The antioxidant effects induced by the extracts on the cell membrane were evaluated as the susceptibility to lipid peroxidation in two different models: Jurkat cells grown in normal glucose (11.11 mM) and high glucose (35 mM) medium. The activity of the Curcuma long extracts was significantly greater under both experimental conditions. The Vitis vinifera extracts also proved to be effective in normoglycemic medium, but not under hyperglycemic conditions.

Exposure to hyperglycemic conditions induced an increase in the ICAM-1 level compared to normal glucose conditions.
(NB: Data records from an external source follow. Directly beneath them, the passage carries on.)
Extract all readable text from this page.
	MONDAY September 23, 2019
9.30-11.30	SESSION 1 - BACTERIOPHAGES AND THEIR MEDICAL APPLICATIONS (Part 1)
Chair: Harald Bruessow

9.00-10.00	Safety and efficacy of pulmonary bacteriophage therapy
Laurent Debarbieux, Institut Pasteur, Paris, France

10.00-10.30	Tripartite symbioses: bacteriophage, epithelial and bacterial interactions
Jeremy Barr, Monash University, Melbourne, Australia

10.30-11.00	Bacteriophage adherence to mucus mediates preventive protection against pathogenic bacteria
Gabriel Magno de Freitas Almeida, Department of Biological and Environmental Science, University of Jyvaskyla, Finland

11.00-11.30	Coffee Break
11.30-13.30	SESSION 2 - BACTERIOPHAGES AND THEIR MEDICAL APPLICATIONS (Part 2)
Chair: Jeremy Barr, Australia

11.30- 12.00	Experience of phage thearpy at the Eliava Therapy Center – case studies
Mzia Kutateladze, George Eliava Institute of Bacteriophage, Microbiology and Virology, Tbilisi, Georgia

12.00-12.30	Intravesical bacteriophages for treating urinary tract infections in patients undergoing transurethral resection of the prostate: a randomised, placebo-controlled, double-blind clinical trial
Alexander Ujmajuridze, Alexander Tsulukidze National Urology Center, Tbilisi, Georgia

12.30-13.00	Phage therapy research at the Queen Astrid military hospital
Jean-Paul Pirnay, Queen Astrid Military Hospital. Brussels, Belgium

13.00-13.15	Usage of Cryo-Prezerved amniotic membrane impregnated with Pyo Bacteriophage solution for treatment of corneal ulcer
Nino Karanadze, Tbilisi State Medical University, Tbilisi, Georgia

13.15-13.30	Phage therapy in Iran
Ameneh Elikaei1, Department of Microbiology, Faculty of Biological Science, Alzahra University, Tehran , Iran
All the tested Curcuma longa extracts induced a significant decrease in ICAM-1 expression in the cell medium, similar to that induced by the standard curcumin (10 µM) solution. The Aesculus hippocastanum and Vitis vinifera extracts had limited anti-inflammatory effects.

These results could be translated into clinical practice and demonsrated that Curcuma longa extracts may be effective both in the prevention of diabetes mellitus and in attenuating the associated complications, particularly cardiovascular complications.